Jede dieser Top-Level-Domains stellt einen Verwaltungsbereich dar, für die es auch eine "Verwaltungsbehörde" gibt, die für die Namensvergabe von Sub-Level-Domains innerhalb ihres Verwaltungsbereichs zuständig ist. Wenn Sie beispielsweise einen Domain-Namen wie MeineFirma.de beantragen wollen, muß der Antrag an das DE-NIC (Deutsches Network Information Center) gestellt werden. Kommerzielle Provider erledigen das für Sie, wenn Sie dort einen entsprechenden Service in Anspruch nehmen. Ihren Wunschnamen erhalten Sie aber nur, wenn die Namensadresse noch nicht anderweitig vergeben wurde. Schlaufüchse sind daher auf die Idee gekommen, Namen großer Firmen, die noch keine eigene Domain beantragt haben, für sich zu reservieren, um sie dann, wenn auch die große Firma die Zeichen der Zeit erkennt, teuer an diese weiterzuverkaufen. Mittlerweile sind solchen Machenschaften Riegel vorgeschoben. Dennoch kommt es immer wieder zu Rechtsstreitereien wegen attraktiven Domain-Namen.
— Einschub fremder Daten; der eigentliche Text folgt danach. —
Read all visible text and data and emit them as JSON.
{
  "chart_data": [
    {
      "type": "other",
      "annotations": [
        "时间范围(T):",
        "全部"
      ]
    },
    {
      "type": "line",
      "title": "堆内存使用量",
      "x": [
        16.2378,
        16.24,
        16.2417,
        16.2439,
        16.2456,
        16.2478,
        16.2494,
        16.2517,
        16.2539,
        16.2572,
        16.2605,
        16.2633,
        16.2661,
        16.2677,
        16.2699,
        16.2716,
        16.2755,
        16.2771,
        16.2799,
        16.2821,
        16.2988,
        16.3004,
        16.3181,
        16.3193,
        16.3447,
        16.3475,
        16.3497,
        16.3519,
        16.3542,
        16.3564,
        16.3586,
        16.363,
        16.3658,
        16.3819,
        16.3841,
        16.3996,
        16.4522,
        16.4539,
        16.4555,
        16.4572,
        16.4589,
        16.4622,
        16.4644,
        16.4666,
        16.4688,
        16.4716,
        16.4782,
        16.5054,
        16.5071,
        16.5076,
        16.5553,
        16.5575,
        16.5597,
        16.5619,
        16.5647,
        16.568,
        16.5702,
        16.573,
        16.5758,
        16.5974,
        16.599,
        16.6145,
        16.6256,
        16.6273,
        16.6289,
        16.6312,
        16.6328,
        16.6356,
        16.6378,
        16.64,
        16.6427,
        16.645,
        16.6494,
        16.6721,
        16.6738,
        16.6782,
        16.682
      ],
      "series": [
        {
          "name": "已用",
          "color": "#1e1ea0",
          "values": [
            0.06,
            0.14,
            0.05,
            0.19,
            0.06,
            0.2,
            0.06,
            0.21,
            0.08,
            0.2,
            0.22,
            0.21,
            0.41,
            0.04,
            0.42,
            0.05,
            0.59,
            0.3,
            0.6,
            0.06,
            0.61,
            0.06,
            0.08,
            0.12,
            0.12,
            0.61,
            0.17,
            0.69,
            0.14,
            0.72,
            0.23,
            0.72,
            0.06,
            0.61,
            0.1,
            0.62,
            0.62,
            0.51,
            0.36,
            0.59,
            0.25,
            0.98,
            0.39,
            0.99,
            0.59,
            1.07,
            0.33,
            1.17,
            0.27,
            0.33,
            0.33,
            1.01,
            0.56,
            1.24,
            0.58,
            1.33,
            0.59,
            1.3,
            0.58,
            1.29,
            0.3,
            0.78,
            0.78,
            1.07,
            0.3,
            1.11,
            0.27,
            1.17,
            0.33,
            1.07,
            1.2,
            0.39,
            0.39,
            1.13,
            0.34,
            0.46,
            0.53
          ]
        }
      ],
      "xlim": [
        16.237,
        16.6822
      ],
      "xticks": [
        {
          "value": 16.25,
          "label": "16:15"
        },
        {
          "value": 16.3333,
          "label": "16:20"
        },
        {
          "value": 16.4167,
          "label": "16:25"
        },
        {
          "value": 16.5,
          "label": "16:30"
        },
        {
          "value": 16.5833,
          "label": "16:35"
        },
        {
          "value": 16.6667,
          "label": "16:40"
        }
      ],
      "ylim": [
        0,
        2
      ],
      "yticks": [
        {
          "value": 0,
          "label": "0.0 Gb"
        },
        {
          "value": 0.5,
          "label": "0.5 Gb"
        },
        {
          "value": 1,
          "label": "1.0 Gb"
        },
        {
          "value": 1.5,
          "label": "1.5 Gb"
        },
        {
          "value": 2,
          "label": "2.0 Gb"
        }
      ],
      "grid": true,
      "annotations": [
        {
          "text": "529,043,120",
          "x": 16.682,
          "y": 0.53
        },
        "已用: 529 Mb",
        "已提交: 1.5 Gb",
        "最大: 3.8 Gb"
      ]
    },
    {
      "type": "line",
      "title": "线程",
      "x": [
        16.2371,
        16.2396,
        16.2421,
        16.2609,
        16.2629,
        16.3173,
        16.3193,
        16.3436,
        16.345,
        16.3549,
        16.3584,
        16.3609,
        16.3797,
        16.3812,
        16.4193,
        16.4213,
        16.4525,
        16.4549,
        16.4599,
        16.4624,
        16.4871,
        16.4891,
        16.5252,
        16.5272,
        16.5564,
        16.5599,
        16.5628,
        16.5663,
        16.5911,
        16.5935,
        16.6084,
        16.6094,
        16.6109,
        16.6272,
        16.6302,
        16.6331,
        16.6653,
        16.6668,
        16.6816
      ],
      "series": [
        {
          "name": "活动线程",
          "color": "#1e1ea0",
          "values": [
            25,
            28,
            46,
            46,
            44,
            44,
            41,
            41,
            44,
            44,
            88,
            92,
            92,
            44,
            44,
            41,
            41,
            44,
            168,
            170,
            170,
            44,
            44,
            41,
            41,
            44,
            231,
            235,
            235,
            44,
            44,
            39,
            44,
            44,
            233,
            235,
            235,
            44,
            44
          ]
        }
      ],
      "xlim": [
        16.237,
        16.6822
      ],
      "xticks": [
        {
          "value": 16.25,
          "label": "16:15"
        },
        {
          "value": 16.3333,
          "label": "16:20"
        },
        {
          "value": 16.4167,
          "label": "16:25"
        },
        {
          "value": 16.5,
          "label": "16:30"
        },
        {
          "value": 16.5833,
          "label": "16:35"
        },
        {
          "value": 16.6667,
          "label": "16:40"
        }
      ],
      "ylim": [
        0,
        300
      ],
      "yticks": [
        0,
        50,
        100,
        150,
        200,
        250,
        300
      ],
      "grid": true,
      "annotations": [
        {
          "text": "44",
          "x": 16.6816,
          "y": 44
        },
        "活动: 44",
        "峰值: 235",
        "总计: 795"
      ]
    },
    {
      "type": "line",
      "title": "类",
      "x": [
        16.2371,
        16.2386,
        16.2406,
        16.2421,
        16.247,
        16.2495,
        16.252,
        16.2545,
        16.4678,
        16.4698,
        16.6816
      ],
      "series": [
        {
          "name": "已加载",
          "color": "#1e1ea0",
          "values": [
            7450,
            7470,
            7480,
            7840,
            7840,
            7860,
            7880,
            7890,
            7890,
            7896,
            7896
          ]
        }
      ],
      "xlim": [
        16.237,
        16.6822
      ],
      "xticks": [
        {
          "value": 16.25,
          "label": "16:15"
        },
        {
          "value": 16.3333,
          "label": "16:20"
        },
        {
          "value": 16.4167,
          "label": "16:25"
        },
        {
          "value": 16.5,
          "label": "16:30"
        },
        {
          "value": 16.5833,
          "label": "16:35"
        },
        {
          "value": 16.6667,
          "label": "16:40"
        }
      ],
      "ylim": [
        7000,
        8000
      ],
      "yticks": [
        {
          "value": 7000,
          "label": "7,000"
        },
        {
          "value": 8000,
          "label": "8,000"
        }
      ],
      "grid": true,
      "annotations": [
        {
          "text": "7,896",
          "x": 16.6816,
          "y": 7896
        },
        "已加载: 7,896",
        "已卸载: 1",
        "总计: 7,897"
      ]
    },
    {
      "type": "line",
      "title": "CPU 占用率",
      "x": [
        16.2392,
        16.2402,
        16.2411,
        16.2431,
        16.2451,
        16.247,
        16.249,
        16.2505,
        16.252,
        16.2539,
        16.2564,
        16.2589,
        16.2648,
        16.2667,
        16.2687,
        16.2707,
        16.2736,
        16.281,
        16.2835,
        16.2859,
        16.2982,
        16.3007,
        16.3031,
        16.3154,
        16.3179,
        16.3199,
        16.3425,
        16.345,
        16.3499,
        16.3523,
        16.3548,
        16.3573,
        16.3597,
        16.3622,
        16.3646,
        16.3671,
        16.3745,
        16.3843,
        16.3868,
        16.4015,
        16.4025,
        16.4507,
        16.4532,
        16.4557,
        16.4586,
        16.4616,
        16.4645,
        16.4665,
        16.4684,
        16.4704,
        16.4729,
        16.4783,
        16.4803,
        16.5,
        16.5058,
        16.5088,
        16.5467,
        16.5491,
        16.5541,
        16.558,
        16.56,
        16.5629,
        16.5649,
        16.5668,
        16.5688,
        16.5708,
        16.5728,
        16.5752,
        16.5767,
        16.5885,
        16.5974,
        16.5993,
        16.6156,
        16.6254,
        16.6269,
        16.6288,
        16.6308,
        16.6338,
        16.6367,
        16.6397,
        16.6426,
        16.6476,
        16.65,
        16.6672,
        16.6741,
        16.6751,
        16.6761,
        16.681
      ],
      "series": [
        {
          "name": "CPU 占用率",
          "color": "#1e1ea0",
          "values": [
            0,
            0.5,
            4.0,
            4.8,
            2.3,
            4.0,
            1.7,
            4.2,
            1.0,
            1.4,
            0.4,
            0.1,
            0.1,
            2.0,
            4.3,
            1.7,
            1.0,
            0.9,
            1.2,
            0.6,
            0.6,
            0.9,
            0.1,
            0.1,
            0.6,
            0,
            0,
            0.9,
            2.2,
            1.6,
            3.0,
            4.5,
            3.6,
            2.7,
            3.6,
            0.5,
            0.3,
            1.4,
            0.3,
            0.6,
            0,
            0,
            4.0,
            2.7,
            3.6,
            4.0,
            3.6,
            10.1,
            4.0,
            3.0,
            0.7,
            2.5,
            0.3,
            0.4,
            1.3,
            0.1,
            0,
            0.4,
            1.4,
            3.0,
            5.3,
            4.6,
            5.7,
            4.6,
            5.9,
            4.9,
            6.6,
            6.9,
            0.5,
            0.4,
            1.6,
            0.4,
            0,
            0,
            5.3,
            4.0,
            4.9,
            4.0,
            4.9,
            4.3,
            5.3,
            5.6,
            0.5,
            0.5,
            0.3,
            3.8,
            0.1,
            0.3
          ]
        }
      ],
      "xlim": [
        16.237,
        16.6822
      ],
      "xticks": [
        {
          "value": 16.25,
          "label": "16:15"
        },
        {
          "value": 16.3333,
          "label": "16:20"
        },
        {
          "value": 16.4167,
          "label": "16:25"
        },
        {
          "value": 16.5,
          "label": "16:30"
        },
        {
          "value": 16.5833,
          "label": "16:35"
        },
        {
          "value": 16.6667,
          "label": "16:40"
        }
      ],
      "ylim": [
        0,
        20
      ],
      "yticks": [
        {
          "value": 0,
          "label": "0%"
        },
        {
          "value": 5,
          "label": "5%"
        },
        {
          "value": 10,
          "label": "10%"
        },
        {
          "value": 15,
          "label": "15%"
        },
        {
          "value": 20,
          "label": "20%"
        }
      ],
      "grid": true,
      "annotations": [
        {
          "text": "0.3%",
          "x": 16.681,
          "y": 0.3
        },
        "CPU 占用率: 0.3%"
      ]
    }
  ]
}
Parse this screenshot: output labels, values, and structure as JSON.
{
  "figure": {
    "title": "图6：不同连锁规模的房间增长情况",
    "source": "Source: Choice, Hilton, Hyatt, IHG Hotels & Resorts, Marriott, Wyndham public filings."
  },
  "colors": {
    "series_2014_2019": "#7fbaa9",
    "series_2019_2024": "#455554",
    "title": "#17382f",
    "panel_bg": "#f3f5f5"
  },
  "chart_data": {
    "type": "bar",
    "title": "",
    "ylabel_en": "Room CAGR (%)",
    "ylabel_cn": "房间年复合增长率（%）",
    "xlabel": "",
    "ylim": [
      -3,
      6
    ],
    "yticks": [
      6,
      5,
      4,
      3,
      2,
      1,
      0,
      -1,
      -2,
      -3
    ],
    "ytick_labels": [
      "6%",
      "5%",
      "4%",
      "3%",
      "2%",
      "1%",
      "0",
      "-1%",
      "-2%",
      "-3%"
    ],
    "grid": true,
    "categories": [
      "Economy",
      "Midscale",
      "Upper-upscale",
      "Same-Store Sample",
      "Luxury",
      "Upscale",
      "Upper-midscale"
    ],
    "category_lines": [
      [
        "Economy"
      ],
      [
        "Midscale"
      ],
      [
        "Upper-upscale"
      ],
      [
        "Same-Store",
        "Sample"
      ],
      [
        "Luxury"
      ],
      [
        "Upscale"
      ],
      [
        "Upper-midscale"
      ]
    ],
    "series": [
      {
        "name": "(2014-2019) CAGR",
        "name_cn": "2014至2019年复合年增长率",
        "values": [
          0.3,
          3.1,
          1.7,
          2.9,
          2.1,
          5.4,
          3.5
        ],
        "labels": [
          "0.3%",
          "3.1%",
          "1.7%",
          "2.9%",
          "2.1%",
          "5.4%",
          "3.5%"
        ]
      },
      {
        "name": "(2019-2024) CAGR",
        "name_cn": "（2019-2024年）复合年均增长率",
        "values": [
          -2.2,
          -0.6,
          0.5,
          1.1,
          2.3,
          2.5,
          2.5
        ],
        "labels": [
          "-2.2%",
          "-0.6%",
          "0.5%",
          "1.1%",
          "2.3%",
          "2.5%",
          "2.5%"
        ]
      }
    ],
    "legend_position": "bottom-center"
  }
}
Wenn etwa zwei zufällig gleichnamige Firmen, die sonst nichts miteinander zu tun haben, den gleichen Domain-Namen reservieren lassen wollen, kann nur eine der Firmen den Zuschlag erhalten. Um Streitigkeiten dieser Art zu reduzieren, gibt es mittlerweile auch neue Top-Level-Endungen.

 

Inhaber von zweiteiligen Domain-Namen können nochmals Sub-Level-Domains vergeben. So gibt es beispielsweise eine Domain namens seite.net. Die Betreiber dieser Domain haben nochmals Sub-Domains vergeben, wodurch Domain-Adressen wie java.seite.net oder javascript.seite.net entstanden.